1876 yılındaki Bulgar isyanıyla birlikte başlayan Ermeni aydınları arasındaki bu tartışma sırasında Türkiye’deki Ermeni Patriği Nerses, Ermeni Milli Meclisi’nin önerisiyle Ermeni milletine yönelik bir bildirge yayımlar ve şu noktaların altını çizer: Eğer bugüne kadar Ermeni milleti, millet olarak dinini, kilisesini, dilini, tarihi ve kültürel değerlerini koruduysa, bunu Türk hükümetinin himayesine, etkinliğine ve Ermeni milletine olumlu yaklaşımına borçludur. Kader, Ermenileri Türkler birleştirmiştir. Bu yüzden Ermeniler, devletin içinde bulunduğu savaş koşullarında bu duruma kayıtsız kalamaz, tam tersine her zaman olduğu gibi ona yardım etmekle yükümlüdür. Vatanını seven Ermeniler, hükümete yardımcı olarak Ermeni halkının hizmetini göstereceklerdir. Osmanlı İmparatorluğu’nun savunması, Ermenistan’ın Ermeni dininin, okullarının, benliğinin, ailesinin, onurunun ve hayatının savunmasıdır. Patrik Nerses, Ermenileri, vatanı savunmaya, Türkiye Ermenilerinden oluşan gönüllü birliklere katılarak silah elde düşmana karşı savaşmaya çağırır. Patrik, birleşmeye, vatan ve sultan adına ve milli çıkarlarımız ve onurumuz için kendimizi feda etmeye mecburuz der.

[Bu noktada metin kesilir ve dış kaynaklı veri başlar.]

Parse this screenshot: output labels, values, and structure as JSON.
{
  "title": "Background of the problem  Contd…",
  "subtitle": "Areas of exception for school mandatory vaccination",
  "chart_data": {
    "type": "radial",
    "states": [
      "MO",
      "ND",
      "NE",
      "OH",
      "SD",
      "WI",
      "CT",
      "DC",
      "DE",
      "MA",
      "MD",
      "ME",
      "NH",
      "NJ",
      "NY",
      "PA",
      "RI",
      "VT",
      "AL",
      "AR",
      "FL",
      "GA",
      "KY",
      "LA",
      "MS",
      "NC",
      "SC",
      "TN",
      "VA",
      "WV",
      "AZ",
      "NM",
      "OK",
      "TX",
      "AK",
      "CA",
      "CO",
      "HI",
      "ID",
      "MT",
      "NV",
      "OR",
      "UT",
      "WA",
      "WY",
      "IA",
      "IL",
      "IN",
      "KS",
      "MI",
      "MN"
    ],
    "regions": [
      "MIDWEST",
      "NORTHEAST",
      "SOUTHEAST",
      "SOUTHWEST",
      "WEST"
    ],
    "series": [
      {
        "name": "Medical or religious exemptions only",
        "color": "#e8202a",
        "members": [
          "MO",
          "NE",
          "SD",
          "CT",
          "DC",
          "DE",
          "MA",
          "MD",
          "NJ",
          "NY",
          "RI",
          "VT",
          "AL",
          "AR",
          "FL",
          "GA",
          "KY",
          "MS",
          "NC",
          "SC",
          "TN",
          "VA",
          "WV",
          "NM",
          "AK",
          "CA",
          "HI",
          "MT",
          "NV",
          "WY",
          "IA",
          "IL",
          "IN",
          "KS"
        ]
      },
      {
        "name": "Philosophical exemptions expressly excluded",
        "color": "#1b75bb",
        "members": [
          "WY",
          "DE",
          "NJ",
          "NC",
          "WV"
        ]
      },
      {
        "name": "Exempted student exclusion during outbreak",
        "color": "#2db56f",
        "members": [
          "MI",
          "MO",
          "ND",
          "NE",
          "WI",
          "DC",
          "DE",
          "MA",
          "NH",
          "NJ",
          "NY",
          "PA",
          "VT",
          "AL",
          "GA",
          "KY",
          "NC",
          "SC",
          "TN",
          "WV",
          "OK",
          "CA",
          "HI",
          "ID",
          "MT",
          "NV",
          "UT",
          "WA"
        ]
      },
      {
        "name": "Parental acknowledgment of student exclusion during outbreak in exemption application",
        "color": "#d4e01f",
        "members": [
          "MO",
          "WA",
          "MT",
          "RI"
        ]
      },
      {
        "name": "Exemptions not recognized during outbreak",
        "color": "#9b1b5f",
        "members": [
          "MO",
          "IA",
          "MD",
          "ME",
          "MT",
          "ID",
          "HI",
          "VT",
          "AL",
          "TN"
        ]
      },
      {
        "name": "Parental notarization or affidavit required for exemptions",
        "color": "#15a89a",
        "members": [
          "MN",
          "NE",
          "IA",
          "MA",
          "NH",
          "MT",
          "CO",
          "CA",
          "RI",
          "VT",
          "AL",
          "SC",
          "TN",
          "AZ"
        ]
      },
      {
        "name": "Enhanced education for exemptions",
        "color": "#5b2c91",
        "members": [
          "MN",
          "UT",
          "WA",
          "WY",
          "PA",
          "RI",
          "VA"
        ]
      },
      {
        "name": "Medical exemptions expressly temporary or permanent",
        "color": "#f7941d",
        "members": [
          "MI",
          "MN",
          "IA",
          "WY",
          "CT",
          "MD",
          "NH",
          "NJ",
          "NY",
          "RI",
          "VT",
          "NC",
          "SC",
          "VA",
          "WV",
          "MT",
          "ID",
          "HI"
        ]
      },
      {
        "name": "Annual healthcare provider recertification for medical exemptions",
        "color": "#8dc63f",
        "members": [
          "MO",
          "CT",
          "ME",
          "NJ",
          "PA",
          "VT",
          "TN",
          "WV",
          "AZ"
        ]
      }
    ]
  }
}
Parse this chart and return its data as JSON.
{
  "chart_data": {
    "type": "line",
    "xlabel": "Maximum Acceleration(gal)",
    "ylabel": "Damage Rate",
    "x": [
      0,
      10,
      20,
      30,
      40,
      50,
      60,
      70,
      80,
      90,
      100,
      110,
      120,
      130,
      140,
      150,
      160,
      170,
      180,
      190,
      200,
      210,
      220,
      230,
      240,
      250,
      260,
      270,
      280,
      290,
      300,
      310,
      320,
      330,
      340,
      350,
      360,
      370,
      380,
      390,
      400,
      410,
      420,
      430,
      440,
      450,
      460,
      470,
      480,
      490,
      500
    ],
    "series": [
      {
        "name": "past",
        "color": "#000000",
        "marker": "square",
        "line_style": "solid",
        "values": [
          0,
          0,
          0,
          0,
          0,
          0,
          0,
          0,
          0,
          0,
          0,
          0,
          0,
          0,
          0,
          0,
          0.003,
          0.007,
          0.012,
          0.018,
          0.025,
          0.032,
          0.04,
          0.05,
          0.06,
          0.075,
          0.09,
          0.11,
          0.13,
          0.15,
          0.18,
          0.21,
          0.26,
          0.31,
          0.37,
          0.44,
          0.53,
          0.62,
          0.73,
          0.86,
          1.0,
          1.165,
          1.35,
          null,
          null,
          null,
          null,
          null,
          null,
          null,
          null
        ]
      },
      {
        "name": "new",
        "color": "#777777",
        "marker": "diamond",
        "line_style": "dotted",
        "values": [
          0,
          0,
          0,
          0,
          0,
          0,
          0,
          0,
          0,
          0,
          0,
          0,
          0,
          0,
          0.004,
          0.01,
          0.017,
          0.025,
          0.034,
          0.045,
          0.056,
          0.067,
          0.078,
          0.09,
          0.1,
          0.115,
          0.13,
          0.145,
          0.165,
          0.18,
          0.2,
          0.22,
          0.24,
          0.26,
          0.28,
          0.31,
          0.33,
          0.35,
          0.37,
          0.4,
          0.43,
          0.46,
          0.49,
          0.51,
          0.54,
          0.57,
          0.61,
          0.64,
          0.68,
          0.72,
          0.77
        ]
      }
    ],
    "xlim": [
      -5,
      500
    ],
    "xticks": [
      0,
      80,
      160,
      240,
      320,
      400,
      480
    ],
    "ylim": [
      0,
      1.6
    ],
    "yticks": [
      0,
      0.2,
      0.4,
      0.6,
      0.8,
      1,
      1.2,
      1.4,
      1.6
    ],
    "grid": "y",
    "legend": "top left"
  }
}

Ancak ilerleyen süreçte Ermeni aydınları arasında emperyalist Batı’nın ve Çarlık Rusyası’nın himayesinde “bağımsız” bir Ermeni devleti kurma fikri hâkim olacaktır. Artsruni’de kendini yalın bir şekilde ifade eden bu fikirler, özellikle gerek Rusya gerek Türkiye Ermenileri aydınları tarafından benimsenecek, örgütleri kurulacak ve bu fikirlerin yayılması sağlanacaktır. Megu Ayastani gibiler azınlıkta kalacak Ermeni aydınlarının ciddi bir kısmı, gerek Kaçaznuni gibi önemli Taşnak yetkililerinin gerekse de Bolşevik Ermeni liderlerin saptadığı gibi Batı devletlerinin ve Çarlık Rusyası’nın “vaatlerinin” peşinden giderek Ermeni halkını bu uğurda feda edecektir. Bu tartışmanın taraflarından Artsruni’nin ifadeleri ve ilerleyen süreçte Ermeni aydınlarının aldıkları tutum, Ermeni Bolşeviklerinin teorisyenlerinden Boryan’ın şu tanımlamasını aktarmayı gerektirmektedir:
“Milletin ve sınıfın siyasi programı, ekonomik sebeplerden kaynaklanır ve ekonomik temellere dayanır. Sınıfın ve milletin devletteki ekonomik, siyasal ve hukuksal durumu, milli ve sınıfsal ideolojisinin örgütlenmesinin temelidir. (…) İlerici milli ideoloji ve ezilenlerin kurtuluşu adına mücadele, ki bunun sözcüsü emekçi kitlelerdir, sosyalist aydınların siyasi talepleri doğrultusunda oluşur. ‘Aydınlar kadar, özellikle de küçük milletlerin aydınları kadar, hiç kimse kendi milletinin büyük bir millet olmasına bu kadar ihtiraslı bir şekilde can atmaz’ diye yazar Kautsky. Küçük burjuva şovenist ideolojinin oluşturulması, küçük burjuva aydınlarına aitken, milli devletin örgütlenmesi anlamında saldırgan milli politikaların ideologları, üstünlüğünü küçük burjuvaziye ve onun ideologlarına da zorla kabul ettiren burjuva aydınlarıdır. İşte Ermenistan ve onun aydınları bu türdendi.”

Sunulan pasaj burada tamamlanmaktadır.